前回に引き続き、犬の鼻について。
「犬は息を『吸う』と同時に『吐く』ことが出来る」という。(前回の記事)
しかし、果たしてどのようなメカニズムでそれが可能なのかが分からずじまいであった。
今回はそのメカニズムをご紹介できる。
目次
犬の鼻の基本構造
左:正面からの絵。鼻翼(小鼻)は人間と違い、独特な形。
右:横からの絵。左右にスリット(開口部/切れ込み)がある。
「吸う」と「吐く」が同時にできる 仕組み
吸気の行き先
鼻から吸い込んだ空気は(吸気)、行き先が2つに分かれる。
ひとつは肺へ。
もうひとつは脳につながる嗅覚領域へ進む。
1回の吸気のうち、12%もの空気が嗅覚領域へ直行する。
スリットからの排気
犬の鼻の両側には、スリット(開口部)がある。
その両側のスリットから排気ができる。(空気を吐き出せる。)
吸った空気を両側のスリットから排気している間も、鼻の中にはニオイの分子が残ったまま。排気中もニオイを感知・分析していられる。
人間の場合は、排気のためのスリットはない。空気を吸った道と同じ道を通って排気する。
せっかく吸い込んだニオイ分子も一緒に出て行ってしまう。
排気が作る気流で効率アップ
スリットから出せる排気。ただ単に空気を排出しているだけではない。
なんとこの排気、空気の渦を作る。巻き上げられた空気は周囲のニオイを集める。
つまり排気が周囲のニオイ分子をかき集め、さらなるニオイを鼻に送り込むために役立つ。
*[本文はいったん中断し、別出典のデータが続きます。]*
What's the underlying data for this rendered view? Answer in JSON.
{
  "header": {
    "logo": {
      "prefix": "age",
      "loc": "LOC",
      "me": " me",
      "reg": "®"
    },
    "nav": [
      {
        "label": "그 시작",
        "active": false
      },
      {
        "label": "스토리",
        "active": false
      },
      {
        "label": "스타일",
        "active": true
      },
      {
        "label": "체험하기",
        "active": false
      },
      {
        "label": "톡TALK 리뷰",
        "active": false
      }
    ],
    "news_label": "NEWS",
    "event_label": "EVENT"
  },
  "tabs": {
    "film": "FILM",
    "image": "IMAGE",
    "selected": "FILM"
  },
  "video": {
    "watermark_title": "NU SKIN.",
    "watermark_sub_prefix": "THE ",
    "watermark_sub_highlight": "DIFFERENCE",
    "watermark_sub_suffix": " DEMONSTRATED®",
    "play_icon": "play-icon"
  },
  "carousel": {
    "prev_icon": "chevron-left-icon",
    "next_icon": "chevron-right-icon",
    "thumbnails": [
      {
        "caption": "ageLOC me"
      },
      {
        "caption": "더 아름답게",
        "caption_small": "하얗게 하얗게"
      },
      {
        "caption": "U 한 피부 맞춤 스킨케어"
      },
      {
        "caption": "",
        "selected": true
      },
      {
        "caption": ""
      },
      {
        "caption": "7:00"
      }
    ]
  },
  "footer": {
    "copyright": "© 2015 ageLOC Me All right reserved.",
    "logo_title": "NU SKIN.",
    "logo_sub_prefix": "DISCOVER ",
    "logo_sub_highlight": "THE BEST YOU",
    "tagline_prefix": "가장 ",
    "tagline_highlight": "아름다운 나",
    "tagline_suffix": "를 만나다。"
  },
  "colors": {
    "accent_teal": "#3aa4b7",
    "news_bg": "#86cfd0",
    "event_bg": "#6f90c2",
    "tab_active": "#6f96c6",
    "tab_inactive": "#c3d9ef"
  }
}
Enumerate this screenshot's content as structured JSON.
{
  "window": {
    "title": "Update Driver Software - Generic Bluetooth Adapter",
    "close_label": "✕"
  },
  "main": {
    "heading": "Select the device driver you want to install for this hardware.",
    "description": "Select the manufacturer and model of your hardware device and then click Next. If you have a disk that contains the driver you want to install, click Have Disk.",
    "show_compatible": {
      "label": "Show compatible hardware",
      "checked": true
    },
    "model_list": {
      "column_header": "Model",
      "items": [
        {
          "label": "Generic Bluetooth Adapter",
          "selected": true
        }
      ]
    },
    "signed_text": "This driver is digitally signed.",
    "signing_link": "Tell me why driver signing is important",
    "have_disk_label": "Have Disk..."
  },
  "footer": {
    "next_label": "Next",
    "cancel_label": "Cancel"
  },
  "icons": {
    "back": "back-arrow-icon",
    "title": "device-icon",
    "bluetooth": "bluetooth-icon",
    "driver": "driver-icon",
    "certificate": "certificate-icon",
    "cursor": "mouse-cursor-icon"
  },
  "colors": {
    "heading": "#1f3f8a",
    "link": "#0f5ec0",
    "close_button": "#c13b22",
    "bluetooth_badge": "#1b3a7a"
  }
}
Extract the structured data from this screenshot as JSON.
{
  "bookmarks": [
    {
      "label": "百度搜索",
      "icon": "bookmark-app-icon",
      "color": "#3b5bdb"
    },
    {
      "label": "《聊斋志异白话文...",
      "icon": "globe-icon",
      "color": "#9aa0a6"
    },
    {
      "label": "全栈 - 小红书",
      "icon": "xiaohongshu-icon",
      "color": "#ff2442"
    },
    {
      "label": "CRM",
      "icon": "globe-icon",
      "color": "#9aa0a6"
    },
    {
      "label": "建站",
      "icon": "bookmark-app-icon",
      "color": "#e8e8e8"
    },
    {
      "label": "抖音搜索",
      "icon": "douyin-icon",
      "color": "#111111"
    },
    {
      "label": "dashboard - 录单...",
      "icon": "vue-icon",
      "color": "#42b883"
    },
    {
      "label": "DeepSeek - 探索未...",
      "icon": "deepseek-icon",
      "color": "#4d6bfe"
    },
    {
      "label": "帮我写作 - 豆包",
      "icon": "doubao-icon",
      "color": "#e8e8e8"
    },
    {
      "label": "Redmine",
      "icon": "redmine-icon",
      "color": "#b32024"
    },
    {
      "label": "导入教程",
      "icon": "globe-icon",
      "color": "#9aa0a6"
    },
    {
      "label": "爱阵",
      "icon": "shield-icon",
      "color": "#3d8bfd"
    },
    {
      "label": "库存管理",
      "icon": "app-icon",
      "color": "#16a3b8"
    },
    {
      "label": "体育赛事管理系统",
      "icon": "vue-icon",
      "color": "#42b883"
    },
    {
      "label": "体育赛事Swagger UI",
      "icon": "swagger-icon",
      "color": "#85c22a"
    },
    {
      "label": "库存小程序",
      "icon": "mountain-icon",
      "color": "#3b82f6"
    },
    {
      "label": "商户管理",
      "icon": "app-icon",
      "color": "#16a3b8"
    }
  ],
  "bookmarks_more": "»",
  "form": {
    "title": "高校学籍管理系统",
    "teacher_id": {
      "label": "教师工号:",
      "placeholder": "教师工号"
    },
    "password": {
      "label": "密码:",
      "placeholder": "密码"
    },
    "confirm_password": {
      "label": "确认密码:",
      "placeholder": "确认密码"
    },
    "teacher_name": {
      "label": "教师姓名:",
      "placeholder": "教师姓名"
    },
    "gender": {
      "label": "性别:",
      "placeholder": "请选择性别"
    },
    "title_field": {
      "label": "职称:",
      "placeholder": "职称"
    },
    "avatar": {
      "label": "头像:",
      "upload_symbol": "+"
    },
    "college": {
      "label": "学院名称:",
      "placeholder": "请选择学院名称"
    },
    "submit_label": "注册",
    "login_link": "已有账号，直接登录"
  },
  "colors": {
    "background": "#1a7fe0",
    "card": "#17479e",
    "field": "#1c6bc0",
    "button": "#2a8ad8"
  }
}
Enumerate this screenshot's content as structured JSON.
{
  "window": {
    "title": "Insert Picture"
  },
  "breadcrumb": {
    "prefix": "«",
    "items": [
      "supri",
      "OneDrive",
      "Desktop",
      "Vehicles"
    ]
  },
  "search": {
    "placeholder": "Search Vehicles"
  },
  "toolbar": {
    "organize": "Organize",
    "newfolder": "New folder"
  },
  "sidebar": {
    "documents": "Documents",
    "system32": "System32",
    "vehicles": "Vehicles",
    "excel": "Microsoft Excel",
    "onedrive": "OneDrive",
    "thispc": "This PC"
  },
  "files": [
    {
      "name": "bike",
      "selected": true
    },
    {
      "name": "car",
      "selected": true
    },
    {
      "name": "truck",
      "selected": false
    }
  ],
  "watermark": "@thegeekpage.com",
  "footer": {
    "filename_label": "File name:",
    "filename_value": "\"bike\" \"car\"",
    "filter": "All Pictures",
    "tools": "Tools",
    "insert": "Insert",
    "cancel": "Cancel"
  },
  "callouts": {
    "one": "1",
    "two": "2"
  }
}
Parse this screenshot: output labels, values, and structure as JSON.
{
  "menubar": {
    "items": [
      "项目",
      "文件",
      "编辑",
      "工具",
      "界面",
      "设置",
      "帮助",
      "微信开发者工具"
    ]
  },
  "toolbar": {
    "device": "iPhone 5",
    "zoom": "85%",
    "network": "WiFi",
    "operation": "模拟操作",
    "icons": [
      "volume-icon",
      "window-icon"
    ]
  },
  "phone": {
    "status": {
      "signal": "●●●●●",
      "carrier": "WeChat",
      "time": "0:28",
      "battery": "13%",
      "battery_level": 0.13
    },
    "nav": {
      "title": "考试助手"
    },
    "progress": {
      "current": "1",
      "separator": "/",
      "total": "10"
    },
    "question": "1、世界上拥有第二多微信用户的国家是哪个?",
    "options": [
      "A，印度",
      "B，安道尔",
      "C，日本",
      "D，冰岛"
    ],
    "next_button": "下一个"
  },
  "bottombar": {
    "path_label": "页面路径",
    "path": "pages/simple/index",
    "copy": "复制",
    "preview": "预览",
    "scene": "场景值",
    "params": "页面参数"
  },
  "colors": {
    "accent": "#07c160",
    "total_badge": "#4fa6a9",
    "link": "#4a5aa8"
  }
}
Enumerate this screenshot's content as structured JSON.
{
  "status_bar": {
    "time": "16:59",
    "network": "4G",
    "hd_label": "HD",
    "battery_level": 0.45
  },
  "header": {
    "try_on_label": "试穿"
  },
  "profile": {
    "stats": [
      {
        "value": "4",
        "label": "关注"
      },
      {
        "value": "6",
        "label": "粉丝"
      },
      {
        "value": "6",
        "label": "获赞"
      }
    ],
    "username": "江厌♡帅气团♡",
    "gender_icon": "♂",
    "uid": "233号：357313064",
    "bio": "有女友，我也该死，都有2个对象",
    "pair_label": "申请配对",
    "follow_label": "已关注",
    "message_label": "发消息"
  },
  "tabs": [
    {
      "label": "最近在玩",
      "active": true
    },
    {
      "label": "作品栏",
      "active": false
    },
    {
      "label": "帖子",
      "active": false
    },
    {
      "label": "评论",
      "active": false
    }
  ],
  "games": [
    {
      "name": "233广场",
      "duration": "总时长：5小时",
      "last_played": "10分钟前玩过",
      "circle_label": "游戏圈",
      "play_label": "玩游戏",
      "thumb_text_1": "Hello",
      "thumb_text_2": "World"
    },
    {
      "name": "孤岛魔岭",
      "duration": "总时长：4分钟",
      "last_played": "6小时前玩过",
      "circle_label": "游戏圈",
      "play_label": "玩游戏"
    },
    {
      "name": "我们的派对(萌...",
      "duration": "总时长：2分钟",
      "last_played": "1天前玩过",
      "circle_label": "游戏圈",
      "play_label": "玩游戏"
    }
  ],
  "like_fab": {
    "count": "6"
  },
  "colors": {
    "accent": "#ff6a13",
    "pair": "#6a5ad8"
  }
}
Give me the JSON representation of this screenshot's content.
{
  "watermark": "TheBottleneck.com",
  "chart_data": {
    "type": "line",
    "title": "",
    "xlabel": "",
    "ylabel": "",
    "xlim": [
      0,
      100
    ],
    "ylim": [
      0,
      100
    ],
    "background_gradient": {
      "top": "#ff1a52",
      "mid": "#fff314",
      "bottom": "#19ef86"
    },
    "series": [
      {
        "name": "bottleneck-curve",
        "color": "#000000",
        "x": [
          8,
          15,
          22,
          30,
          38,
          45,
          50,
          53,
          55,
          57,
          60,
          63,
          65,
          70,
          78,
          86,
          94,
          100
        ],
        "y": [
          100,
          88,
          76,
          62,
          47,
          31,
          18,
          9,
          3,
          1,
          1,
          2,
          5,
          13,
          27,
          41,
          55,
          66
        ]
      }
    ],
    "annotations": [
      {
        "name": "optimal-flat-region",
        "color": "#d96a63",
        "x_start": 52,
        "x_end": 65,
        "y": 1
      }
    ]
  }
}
ちょうど人間が、ニオイを嗅ごうとして手で仰ぎ、ニオイを鼻の中へ送り込むのと似ている。
最大で30回の連続吸気
この呼吸は最大で連続30回 行える。
但し、この呼吸をしている間は通常の呼吸は阻害されている。
つまり、ニオイを分析するための呼吸をしている間は、通常の呼吸は出来ていない。
常に「吸う」と「吐く」を同時に行う呼吸をしているわけではない。
これらが「吸う」と「吐く」を同時にできるメカニズム。
人間の場合は大抵、一度 吸ったら、吐く。
たとえ「ニオイを嗅ぎたいから」と何回か連続で吸ったとしても、排気のためのスリットがないため、すぐに苦しくなり息を吐き出すことになる。
その他
スリットを閉じられる
鼻の両側にあるスリットを自由に閉じることが出来る。
片方ずつ別々に閉じることが出来るのだ。
これによって、感知したニオイがどちらの鼻の穴から入ってきたのか、どちらの方向からのものなのかをピンポイントで探ることが出来る。
同時にできない パンティング と スニッフィング
パンティングとは、犬が口を開けてハアハアとあえぎ、体温調節をすること。体温を下げるために行なっている。
スニッフィングとはニオイを嗅ぐこと。
この2つ、同時に行うことはできない。
つまり、夏場、暑い環境での嗅覚を使った捜索の仕事は精度が落ちる。
そして何より、犬にとって負担が大きい、重労働なのである。
参考・参照文献
・Medical Detection Dogsより The Dog’s Nose
・Daily Dog Discoveriesより Five Fascinating Facts About Your Dog’s Nostrils
まとめ
犬はニオイを嗅ぎ、分析する際、通常の呼吸をやめて独特な呼吸に切り替える。
その呼吸とは
ニオイを最大限に収集し、迅速に分析できるように連続して吸い込む。
連続して吸い込むことを可能にするため、排気は鼻の横のスリットから行う。
気温が高い環境下での嗅覚を使った仕事は、特に重労働となるため、体温調節の工夫をしてあげる必要がある。